How to manage coronavirus disease 2019 (COVID-19)
- Stay home. Don’t leave your home unless you need to get medical care.
- Follow all instructions from your healthcare provider.
- Call your healthcare provider’s office before going. They can prepare and give you instructions. This will help prevent the virus from spreading.
- Don’t go to work, school, or public areas.
- Don’t use public transport or taxis.
- Stay away from other people in your home.
- Wear a face mask. This is to protect other people from your germs.
- Don’t share household items or food.
- Cover your face with a tissue when you cough or sneeze. Throw the tissue away. Then wash your hands.
- Wash your hands often.
- Follow all instructions from healthcare staff.
- Wear protective clothing as advised.
- Make sure the sick person wears a mask.
- Wash hands often.
- Keep track of the sick person’s symptoms.
- Clean surfaces, fabrics, and laundry thoroughly.
- Keep other people away from the sick person.
When should I call my healthcare provider?
Call your healthcare provider:
- If you’ve recently traveled and have symptoms
- If you have been diagnosed with COVID-19 and your symptoms are worse
Key points about coronavirus disease 2019 (COVID-19)
- Coronavirus disease 2019 (COVID-19) is a respiratory illness. COVID-19 was first found in people in Wuhan, China, in late 2019. In 2020, several cases of COVID-19 have been confirmed in the U.S.
- It is caused by a type of coronavirus called 2019 novel coronavirus (2019-nCoV). The virus may be spread through droplets of fluid that a person coughs or sneezes into the air. It may be spread if you touch a surface with virus on it, such as a handle or object, and then touch your eyes, nose, or mouth.
- If you’ve been to a place where people have been sick with this virus, you are at risk for infection.

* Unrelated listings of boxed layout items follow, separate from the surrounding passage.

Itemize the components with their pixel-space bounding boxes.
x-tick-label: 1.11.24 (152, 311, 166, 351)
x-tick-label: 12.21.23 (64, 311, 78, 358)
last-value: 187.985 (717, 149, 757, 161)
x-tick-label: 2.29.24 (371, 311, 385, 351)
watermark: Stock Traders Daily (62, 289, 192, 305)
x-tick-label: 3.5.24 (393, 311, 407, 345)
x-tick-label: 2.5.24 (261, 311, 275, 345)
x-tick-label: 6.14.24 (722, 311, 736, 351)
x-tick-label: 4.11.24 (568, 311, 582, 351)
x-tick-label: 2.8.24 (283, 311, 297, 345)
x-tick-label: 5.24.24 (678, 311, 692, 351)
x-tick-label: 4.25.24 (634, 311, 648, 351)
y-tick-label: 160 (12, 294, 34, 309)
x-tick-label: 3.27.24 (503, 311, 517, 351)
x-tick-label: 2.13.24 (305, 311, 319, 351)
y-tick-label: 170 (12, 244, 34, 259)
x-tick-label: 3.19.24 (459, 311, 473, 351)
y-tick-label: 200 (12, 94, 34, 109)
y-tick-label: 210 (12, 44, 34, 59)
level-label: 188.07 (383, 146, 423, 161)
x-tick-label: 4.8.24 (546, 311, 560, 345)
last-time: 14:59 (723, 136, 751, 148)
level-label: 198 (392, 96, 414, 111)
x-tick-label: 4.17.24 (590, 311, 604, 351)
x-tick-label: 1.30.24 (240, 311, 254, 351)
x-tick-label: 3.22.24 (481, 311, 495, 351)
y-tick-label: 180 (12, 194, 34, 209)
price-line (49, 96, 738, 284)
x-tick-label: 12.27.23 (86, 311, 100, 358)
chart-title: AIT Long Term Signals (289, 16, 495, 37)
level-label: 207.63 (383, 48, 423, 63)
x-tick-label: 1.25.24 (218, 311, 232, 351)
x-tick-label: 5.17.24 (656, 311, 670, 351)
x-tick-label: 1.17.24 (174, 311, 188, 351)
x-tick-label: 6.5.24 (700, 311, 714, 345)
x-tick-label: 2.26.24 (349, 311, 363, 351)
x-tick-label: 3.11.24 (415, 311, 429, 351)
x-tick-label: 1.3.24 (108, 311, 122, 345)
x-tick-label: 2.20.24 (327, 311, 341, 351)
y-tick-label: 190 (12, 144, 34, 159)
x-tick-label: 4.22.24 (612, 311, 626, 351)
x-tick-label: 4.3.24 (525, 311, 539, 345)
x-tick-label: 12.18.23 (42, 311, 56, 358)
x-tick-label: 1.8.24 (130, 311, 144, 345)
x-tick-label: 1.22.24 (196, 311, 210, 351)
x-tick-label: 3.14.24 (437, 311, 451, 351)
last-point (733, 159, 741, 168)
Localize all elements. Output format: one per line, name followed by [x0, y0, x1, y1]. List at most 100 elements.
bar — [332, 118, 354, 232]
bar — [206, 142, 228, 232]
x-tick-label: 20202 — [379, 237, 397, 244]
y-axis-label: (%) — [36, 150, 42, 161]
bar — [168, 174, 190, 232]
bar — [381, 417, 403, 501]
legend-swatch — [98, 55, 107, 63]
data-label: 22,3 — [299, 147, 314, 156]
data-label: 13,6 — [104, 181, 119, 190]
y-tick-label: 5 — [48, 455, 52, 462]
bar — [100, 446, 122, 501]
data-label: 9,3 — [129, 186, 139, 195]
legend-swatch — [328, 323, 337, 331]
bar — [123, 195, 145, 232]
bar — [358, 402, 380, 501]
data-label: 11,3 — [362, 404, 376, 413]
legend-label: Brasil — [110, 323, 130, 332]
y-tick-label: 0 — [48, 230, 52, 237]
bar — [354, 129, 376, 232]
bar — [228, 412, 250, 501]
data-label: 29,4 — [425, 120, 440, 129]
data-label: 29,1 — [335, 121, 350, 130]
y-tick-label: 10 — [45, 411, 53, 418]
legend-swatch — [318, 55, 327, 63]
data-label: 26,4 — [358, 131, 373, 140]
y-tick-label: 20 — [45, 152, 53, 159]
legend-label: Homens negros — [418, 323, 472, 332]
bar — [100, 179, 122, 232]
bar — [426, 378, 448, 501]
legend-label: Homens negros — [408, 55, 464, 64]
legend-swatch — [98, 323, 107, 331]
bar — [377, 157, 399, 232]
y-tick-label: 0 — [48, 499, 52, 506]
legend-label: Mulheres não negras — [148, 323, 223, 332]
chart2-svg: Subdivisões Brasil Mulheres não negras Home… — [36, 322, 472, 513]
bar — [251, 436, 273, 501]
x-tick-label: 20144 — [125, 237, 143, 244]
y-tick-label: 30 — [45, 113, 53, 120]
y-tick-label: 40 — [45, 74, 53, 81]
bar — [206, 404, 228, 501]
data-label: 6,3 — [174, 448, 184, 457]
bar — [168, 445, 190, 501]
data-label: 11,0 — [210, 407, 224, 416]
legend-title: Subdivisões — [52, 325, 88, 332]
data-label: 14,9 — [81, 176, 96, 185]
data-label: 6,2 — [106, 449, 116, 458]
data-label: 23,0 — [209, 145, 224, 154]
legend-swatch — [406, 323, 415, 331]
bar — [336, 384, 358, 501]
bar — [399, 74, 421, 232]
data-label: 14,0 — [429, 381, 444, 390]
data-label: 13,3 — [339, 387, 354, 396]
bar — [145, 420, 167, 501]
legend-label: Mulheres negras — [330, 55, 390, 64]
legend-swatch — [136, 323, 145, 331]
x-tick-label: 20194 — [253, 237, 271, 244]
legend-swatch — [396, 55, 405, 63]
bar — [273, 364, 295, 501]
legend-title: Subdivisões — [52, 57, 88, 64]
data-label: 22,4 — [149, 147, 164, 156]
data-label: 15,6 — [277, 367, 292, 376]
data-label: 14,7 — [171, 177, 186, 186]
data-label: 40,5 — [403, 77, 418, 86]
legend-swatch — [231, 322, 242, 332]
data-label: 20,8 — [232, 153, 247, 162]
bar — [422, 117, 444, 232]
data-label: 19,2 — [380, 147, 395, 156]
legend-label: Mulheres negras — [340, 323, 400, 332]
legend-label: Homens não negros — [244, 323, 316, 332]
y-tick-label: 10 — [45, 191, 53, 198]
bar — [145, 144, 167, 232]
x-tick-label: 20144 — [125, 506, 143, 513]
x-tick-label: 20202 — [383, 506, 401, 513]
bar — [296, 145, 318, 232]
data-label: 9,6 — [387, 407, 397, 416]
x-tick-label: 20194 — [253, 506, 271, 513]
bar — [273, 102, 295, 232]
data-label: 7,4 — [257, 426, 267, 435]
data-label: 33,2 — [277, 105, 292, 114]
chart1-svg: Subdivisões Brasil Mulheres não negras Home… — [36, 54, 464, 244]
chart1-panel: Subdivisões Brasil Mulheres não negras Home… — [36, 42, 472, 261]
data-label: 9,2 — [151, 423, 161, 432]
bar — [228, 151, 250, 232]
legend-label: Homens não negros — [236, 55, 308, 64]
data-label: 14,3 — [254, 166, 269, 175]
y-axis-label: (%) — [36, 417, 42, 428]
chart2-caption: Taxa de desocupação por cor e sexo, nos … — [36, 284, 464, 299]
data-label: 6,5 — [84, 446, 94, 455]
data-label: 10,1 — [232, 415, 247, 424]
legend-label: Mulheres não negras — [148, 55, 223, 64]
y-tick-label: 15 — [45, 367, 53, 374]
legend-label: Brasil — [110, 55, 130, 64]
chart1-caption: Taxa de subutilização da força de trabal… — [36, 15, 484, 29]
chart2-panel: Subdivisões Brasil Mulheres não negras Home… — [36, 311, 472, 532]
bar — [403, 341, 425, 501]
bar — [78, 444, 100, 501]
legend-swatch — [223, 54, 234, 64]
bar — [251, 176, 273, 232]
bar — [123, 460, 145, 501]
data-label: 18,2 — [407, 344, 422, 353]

- Symptoms can include fever, coughing, and trouble breathing. In many cases, this virus can cause lung infection (pneumonia).
- There is currently no medicine to treat the virus. Treatment is done to help your body while it fights the virus. This is known as supportive care.
- If you were in an area with COVID-19 and have a fever or other symptoms, stay away from other people. Call your healthcare provider. Explain that you have been exposed to COVID-19 and have symptoms. Do this before going to any hospital. Wait for instructions.
- If your healthcare provider thinks you may have COVID-19, he or she will work closely with your local health department and the CDC. Follow all instructions from your healthcare provider.
Tips to help you get the most from a visit to your healthcare provider:
- Know the reason for your visit and what you want to happen.
- Before your visit, write down questions you want answered.
- Bring someone with you to help you ask questions and remember what your provider tells you.
- At the visit, write down the name of a new diagnosis, and any new medicines, treatments, or tests. Also write down any new instructions your provider gives you.
- Know why a new medicine or treatment is prescribed, and how it will help you. Also know what the side effects are.
- Ask if your condition can be treated in other ways.
- Know why a test or procedure is recommended and what the results could mean.
- Know what to expect if you do not take the medicine or have the test or procedure.
- If you have a follow-up appointment, write down the date, time, and purpose for that visit.
- Know how you can contact your provider if you have questions.